We recommend you compose your presentation of approximately 8 of the slides below:
- Title of the project
- Team
- Main challenges & strengths
- Data: sources you used, problems, limitations.
- Database: strucutre, new data you added, data you deleted, how you processed the data.
- Main insights & explanations. Give most importance to the most interesting or important questions.
- Questions you were not able to answer and why
- Workflow: what could you have done better? What was useful?
- Main learnings from the project
You will have 10 minutes to present your project. After all the presentations are over, we will have a 5 minutes break and then have a short debate about the projects.
Remember to present your insights as understandably as possible (with NO plots)!
- First the question. After the data.
- Before starting to write code, think about the analysis you would like to do (workflow).
- You will have more questions than answers. Don't worry, even if you can't answer any of your questions. Just show us why you couldn't answer something -- that itself will be interesting!

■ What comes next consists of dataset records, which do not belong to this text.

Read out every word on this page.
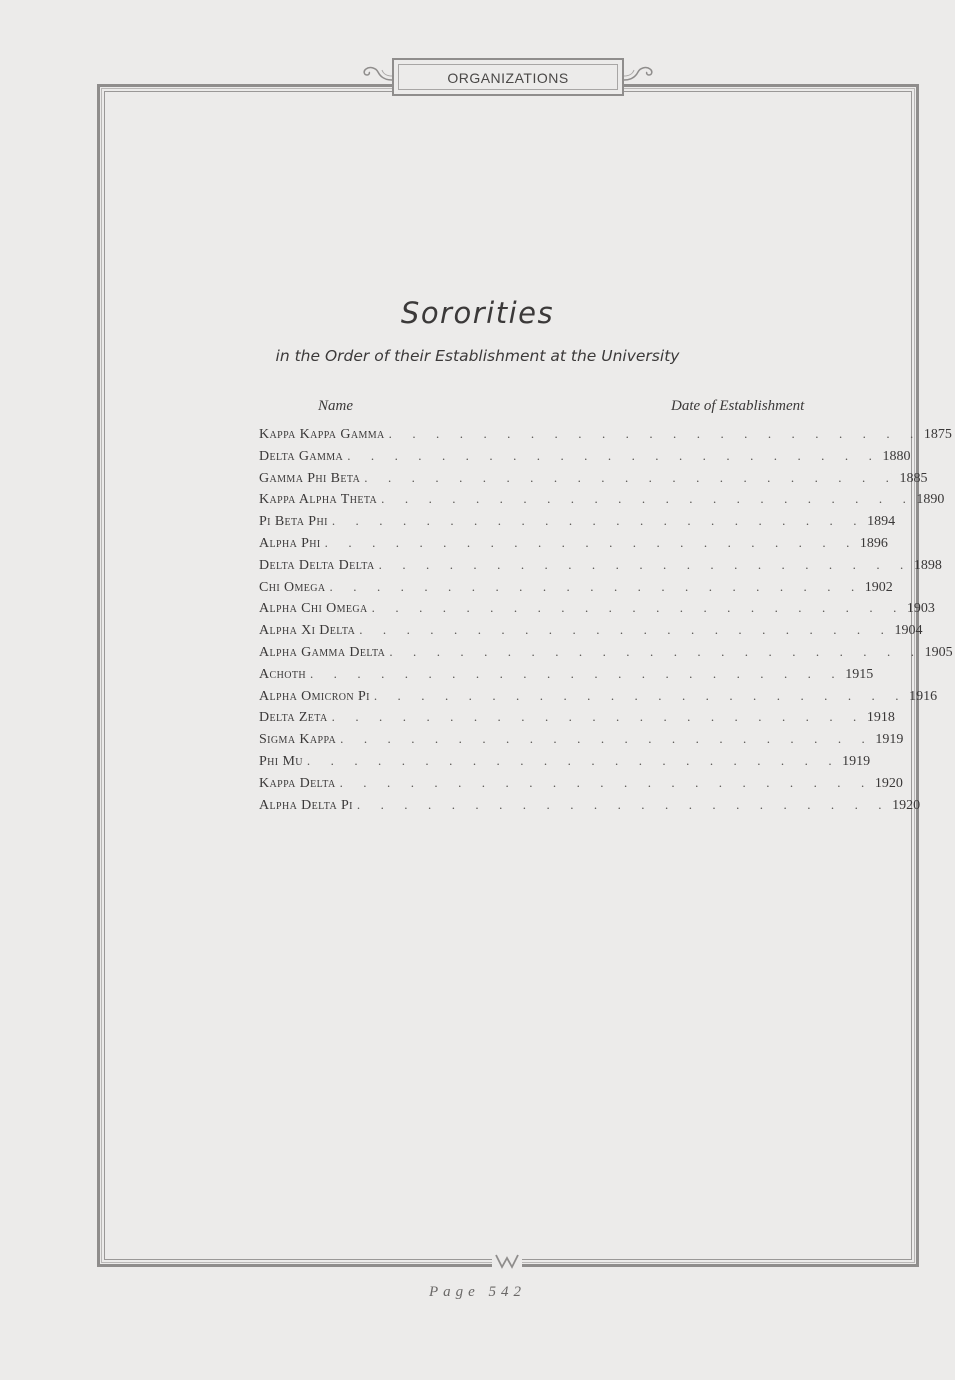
ORGANIZATIONS
Sororities
in the Order of their Establishment at the University
Name	Date of Establishment
Kappa Kappa Gamma . . . . . . . . . . . . . . . . . . . . . . . 1875
Delta Gamma . . . . . . . . . . . . . . . . . . . . . . . 1880
Gamma Phi Beta . . . . . . . . . . . . . . . . . . . . . . . 1885
Kappa Alpha Theta . . . . . . . . . . . . . . . . . . . . . . . 1890
Pi Beta Phi . . . . . . . . . . . . . . . . . . . . . . . 1894
Alpha Phi . . . . . . . . . . . . . . . . . . . . . . . 1896
Delta Delta Delta . . . . . . . . . . . . . . . . . . . . . . . 1898
Chi Omega . . . . . . . . . . . . . . . . . . . . . . . 1902
Alpha Chi Omega . . . . . . . . . . . . . . . . . . . . . . . 1903
Alpha Xi Delta . . . . . . . . . . . . . . . . . . . . . . . 1904
Alpha Gamma Delta . . . . . . . . . . . . . . . . . . . . . . . 1905
Achoth . . . . . . . . . . . . . . . . . . . . . . . 1915
Alpha Omicron Pi . . . . . . . . . . . . . . . . . . . . . . . 1916
Delta Zeta . . . . . . . . . . . . . . . . . . . . . . . 1918
Sigma Kappa . . . . . . . . . . . . . . . . . . . . . . . 1919
Phi Mu . . . . . . . . . . . . . . . . . . . . . . . 1919
Kappa Delta . . . . . . . . . . . . . . . . . . . . . . . 1920
Alpha Delta Pi . . . . . . . . . . . . . . . . . . . . . . . 1920
Page 542
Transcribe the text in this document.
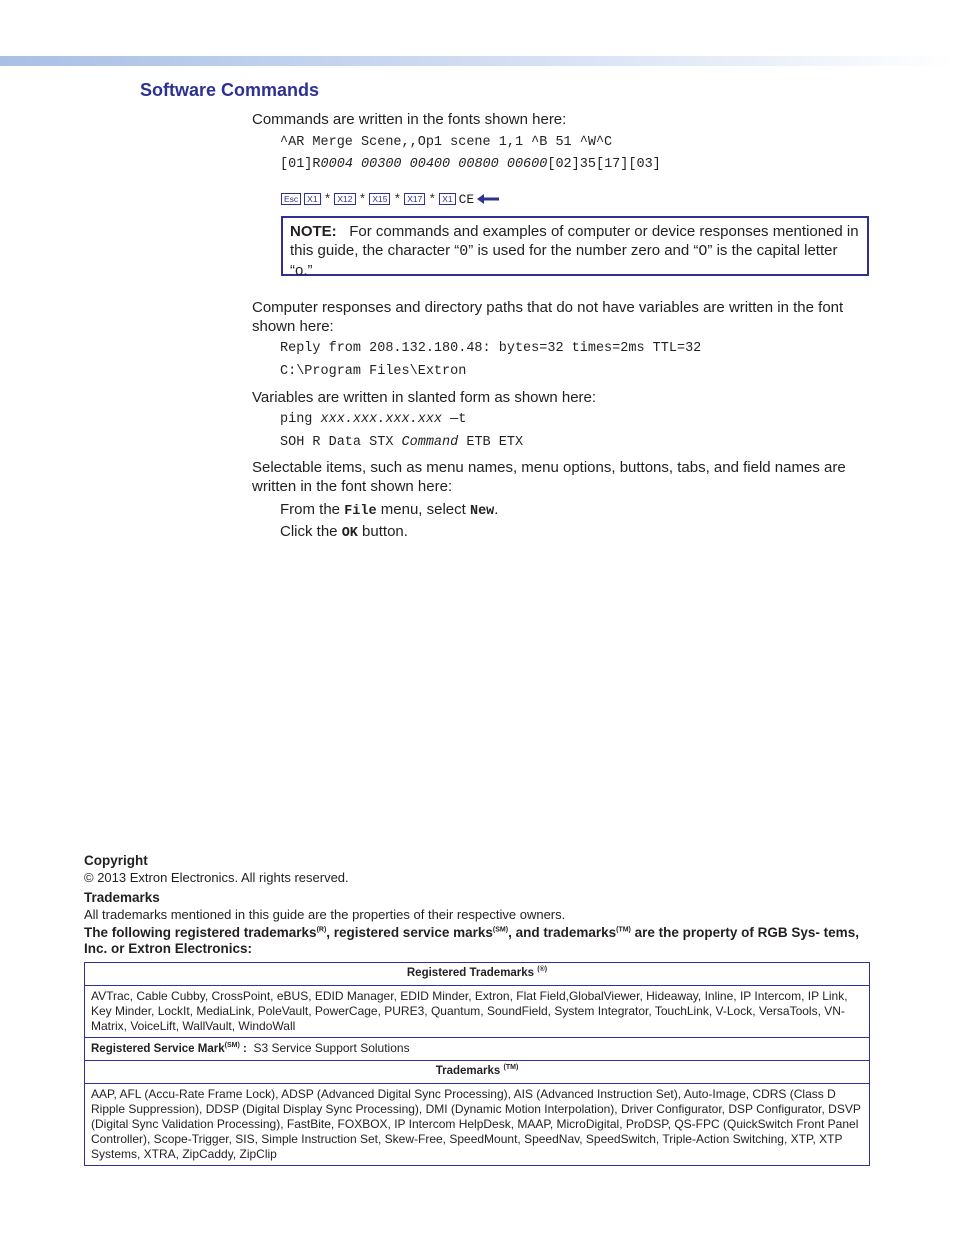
Software Commands

Commands are written in the fonts shown here:

^AR Merge Scene,,Op1 scene 1,1 ^B 51 ^W^C

[01]R0004 00300 00400 00800 00600[02]35[17][03]

Esc	X1 * X12 * X15 * X17 * X1 CE
NOTE: For commands and examples of computer or device responses mentioned in this guide, the character “0” is used for the number zero and “O” is the capital letter “o.”

Computer responses and directory paths that do not have variables are written in the font shown here:

Reply from 208.132.180.48: bytes=32 times=2ms TTL=32

C:\Program Files\Extron

Variables are written in slanted form as shown here:

ping xxx.xxx.xxx.xxx —t

SOH R Data STX Command ETB ETX

Selectable items, such as menu names, menu options, buttons, tabs, and field names are written in the font shown here:

From the File menu, select New.

Click the OK button.

Copyright

© 2013 Extron Electronics. All rights reserved.

Trademarks

All trademarks mentioned in this guide are the properties of their respective owners.

The following registered trademarks$^{(R)}$, registered service marks$^{(SM)}$, and trademarks$^{(TM)}$ are the property of RGB Sys- tems, Inc. or Extron Electronics:

Registered Trademarks (®)
AVTrac, Cable Cubby, CrossPoint, eBUS, EDID Manager, EDID Minder, Extron, Flat Field,GlobalViewer, Hideaway, Inline, IP Intercom, IP Link, Key Minder, LockIt, MediaLink, PoleVault, PowerCage, PURE3, Quantum, SoundField, System Integrator, TouchLink, V-Lock, VersaTools, VN-Matrix, VoiceLift, WallVault, WindoWall
Registered Service Mark$^{(SM)}$ : S3 Service Support Solutions
Trademarks $^{(TM)}$
AAP, AFL (Accu-Rate Frame Lock), ADSP (Advanced Digital Sync Processing), AIS (Advanced Instruction Set), Auto-Image, CDRS (Class D Ripple Suppression), DDSP (Digital Display Sync Processing), DMI (Dynamic Motion Interpolation), Driver Configurator, DSP Configurator, DSVP (Digital Sync Validation Processing), FastBite, FOXBOX, IP Intercom HelpDesk, MAAP, MicroDigital, ProDSP, QS-FPC (QuickSwitch Front Panel Controller), Scope-Trigger, SIS, Simple Instruction Set, Skew-Free, SpeedMount, SpeedNav, SpeedSwitch, Triple-Action Switching, XTP, XTP Systems, XTRA, ZipCaddy, ZipClip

For example, we are doing a project about the population in Barcelona. We could do, for example, a descriptive question as: How many people there is in my neighbourhood? And you would need to look for the data for that. But you could also to propose an analytic question as: Is my neighbourhood the best? Here you would need to think how could you answer it, the best word is the key. Could mean:
- Safer
- More cultural events
- More schools
- ...
You will need to propose the way you are trying to answer the question. This is very interesting and you will keep doing this for the rest of the bootcamp.